I never say that life is full of ups and downs, I always say life is full of twists and turns. So I have been through a lot of challenges in the past few years. At least, I can say that 2022 was the worst of all. I had gone through a lot of personal crises and finally, I had a huge personal loss. That’s why I decided to take up therapy sessions to get better and be a better version of myself. So here’s my love letter to myself.
How the idea popped up?
So on a Sunday suddenly, the idea popped into my mind, and thought of writing a love letter to myself. A few days back, a friend asked me who are the 3 people in your life you love the most. I happily and confidently answered my mom, dad, and my childhood friend (not mentioning names to keep privacy intact). The friend started smiling and I was curious to know the reason for his smile. He simply said that “Moumita, you didn’t mention your name in the list. Don’t you love yourself?” And that hit me so hard. It\’s so true that we never name ourselves when we mention the names of the people we love the most.

What I was in 2022?
As I mentioned earlier that 2022 was really the toughest year of my life. On 2nd March 2022, my dad met with an accident and had a pelvic bone fracture. He was at my home town, so after getting this update, I flew to my home town on 4th March 2022 with my mom. My mom was doing okay but she was not so good. Dad recovered in next few months, but my mom kept falling sick with each passing day. Finally I lost my mother and the biggest support system of my life on 8th December 2022. I was agitated, frustrated, irritated, angry and depressed all the time. I lost faith in love, in god and in humans around me too.

My love letter to myself
Dear Moumita,
I know, life was never been the same for you. Life has been really tough for you in the past few years. Sick parents, people’s weird and insensitive behaviour towards you, failed relationships, setbacks in career, lack of love and support in life. All of these things made you frustrated and made you go into deep depression. You don’t deserve it. You deserve all the love, kindness, affection and support in life.
With the guidance of my therapist, I found out the faults and started working on them. I understood that accepting who you are is the strongest and the most challenging thing to do in life. I realised the following things:
1. If I am able to accept myself with all of my faults and follies, then I will gain the mental strength.
2. I want to be a better version of myself and in order to reach there, I have to constantly work on myself.
3. I am a “work in progress” mode all the time. So I have to keep on going with this endless process.
4. I have come to realise that gratitude is another powerful thing which can turn your life beautifully. I am grateful for what I have. I am grateful for the food I eat, I wake up every morning, physically I am in good shape, my dad and I are doing good after such a huge loss.
5. I disliked few things about myself, the gap between my front teeth, 62 stitches on my entire body, my short height, my bit of belly fat and the list is never ending. But I accept to love myself with all of these things. People call them abnormalities, I call it my own distinct physical features which differentiate me from others.
Finally, I made peace to myself and I know that I can come home to myself, I can hug myself, I can smile at myself. While grabbing the cup of my evening tea on my balcony, I can tell myself that, “Moumita, you are such a great girl. You had a great day today.” Each day teaches me multiple things and now I’m excited to learn all of these things. Sometimes, I go to my dad like his little girl and ask for his opinion if he can help. Sometimes I go to my childhood friend (I mentioned in the beginning of the blog) and discuss my issues without putting a filter. It takes a lot to open up to your closed ones. But I have learnt the art of being transparent and honest to myself.

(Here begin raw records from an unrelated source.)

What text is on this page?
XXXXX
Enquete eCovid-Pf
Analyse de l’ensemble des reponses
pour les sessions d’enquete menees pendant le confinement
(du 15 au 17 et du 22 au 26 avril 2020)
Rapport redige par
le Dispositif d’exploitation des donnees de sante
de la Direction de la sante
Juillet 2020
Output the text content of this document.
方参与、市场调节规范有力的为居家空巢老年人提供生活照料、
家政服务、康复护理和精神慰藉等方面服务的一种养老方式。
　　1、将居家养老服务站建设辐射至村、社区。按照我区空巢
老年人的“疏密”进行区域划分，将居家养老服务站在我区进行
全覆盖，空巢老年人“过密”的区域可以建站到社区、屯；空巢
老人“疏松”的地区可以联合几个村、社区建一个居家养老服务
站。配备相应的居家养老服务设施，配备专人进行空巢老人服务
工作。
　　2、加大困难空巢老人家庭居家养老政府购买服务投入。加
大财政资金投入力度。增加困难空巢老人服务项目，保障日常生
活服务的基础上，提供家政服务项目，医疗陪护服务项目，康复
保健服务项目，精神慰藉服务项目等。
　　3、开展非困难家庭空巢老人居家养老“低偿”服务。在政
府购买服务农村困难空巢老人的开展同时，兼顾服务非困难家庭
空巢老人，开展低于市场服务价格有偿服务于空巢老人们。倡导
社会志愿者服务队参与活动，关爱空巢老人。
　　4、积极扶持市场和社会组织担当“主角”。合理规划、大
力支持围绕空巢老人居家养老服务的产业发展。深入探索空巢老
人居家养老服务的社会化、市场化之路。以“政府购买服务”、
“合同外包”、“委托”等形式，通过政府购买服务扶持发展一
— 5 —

What my therapist taught me?
I just cannot stop myself from sharing about my therapist (Urvi Mehta Jethwa) who transformed my life so beautifully. She made me realise the mistakes I made in the past and why things didn’t work for me. She helped me to gain the trust in me and the strength within myself. Earlier I used to feel everything is difficult to achieve but now I am grateful for each and everything. I’m happy that now things are better and easy around me. Some of my friends say that I glow more now and look happier and content now. Sometimes, I feel low, off course I am a human and I allowed myself to feel low. But I’m learning the trick to gear myself up again to rise like a phoenix. She encourages me to make mistakes, so I can learn things on my own.
I’m beautiful inside out, strong and amazingly a Wonder Woman. No matter who says what about me, I love myself. No matter how disgraceful people are to me, I love myself. No matter how touch life is, I support myself. No matter how tough are the situations, I manifest the best out of anything and everything. I love my life the way it is. I avoid all the negative energies to keep myself positive. I only focus on the positive energies and positive people around me. I enjoy my own company and I pamper myself with loads of self-care tricks. Everything is not so good in life, but I’m good. Don’t focus on the negative side, rather always look at the brighter side and find the silver lining. I love you and will always love you no matter what. Be you, be beautiful, be kind and be cheerful chirpy soul.